The Reits Association argues that if ESG can be seen to contribute to the cost, revenue, or profit of any company, then it certainly can be termed as a beneficial value driver within the real estate sector.

"Although it may be difficult to undo what has been done in the past without ESG compliance, we can always look forward to ensuring sustainability," suggests the document. "However, repurposing and regenerating previous developments could potentially remedy any negative impacts that buildings may pose environmentally and socially."

It is argued in the document that ESG compliance to some extent can improve the value of an investor's property.

This is through ESG Property Certification which, the association said, can lead to higher property values and provides the potential for future mandating and regulations as this new way of doing business is becoming an area of focus for most governments. "Non-governmental bodies have also lent their voice to the ESG discourse, with the United Nations recently launching its 2030 Agenda for Sustainable Development," the document says.

"This speaks to the measures and targets of sustainability that countries around the world should aim at to protect the environment and the people." However, the biggest challenge is in legislation, the document notes.
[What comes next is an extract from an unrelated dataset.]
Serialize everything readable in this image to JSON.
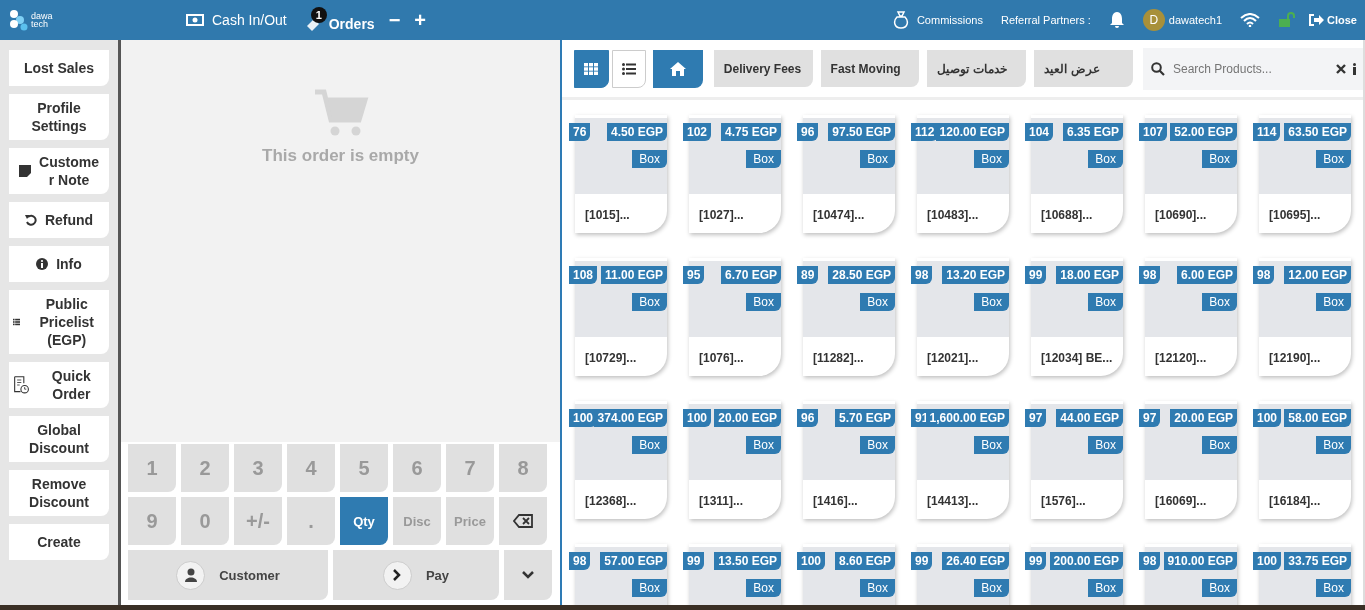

"How can investors and developers ensure that their developments and assets are ESG compliant?

This remains to be the biggest challenge for ESG as it is still not a mandatory requirement for real estate developments." It notes that in Kenya, various policy and legislative documents speak to sustainability within the real estate sector.

Some of the laws that require mandatory disclosure of social and environmental impacts to be used in the measure of ESG include The Environmental Management and Coordination Act (1999); Occupation Health and Safety Act (2007) and the Consumer Protection Act (2012).
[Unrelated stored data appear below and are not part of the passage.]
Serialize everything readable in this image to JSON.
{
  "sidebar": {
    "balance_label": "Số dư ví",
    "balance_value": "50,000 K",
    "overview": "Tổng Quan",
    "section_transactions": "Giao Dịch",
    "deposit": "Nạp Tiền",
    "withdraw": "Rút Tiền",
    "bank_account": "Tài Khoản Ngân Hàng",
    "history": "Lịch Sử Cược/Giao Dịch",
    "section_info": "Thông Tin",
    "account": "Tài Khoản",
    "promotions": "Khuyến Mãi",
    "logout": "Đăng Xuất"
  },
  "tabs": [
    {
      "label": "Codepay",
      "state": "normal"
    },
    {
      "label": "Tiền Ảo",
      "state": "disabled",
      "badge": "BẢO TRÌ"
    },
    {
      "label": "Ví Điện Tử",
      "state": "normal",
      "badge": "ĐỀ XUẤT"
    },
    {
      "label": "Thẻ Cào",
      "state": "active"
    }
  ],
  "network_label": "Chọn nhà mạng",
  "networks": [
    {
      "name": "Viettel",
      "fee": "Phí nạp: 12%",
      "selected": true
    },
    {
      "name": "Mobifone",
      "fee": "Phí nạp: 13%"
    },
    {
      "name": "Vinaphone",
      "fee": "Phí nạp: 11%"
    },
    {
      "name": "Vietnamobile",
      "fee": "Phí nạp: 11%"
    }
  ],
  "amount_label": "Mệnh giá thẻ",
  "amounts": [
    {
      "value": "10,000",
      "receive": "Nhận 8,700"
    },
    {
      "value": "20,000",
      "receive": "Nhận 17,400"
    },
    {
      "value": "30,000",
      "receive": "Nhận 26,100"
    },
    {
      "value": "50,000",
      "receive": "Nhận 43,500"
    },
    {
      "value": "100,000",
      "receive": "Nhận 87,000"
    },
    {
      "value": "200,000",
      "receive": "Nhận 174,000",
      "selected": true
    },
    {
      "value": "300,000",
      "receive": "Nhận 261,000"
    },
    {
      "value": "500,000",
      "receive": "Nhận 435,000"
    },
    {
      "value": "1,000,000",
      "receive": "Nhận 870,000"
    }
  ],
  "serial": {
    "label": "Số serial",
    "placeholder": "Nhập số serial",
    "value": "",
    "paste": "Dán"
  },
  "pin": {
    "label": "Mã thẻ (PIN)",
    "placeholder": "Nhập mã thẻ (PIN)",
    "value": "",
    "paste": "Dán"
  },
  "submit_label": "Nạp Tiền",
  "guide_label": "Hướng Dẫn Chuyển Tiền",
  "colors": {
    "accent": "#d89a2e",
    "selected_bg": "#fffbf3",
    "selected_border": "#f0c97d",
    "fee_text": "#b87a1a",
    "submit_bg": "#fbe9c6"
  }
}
There are also policies that companies use to benchmark ESG such as the Kenya National Climate Change Action Plan, IFC Performance Standards on Environmental and Social Sustainability, UN Sustainable Development Goals, and the Global Reporting Initiatives Standards.

Even so, there are players who have voluntarily chosen to go the ESG way which the document has listed among them Dunhill Towers in Westlands which is certified as a green building by the World Green Building Council through the South African Green Building Council, and the Centum Real Estate, a developer, whose units incorporate the use of renewable energy.

"For instance, at their Two Rivers Mall project, they have established a 1.2MW solar plant which is envisioned to expand to 8MW to meet energy requirements at the development site," it states.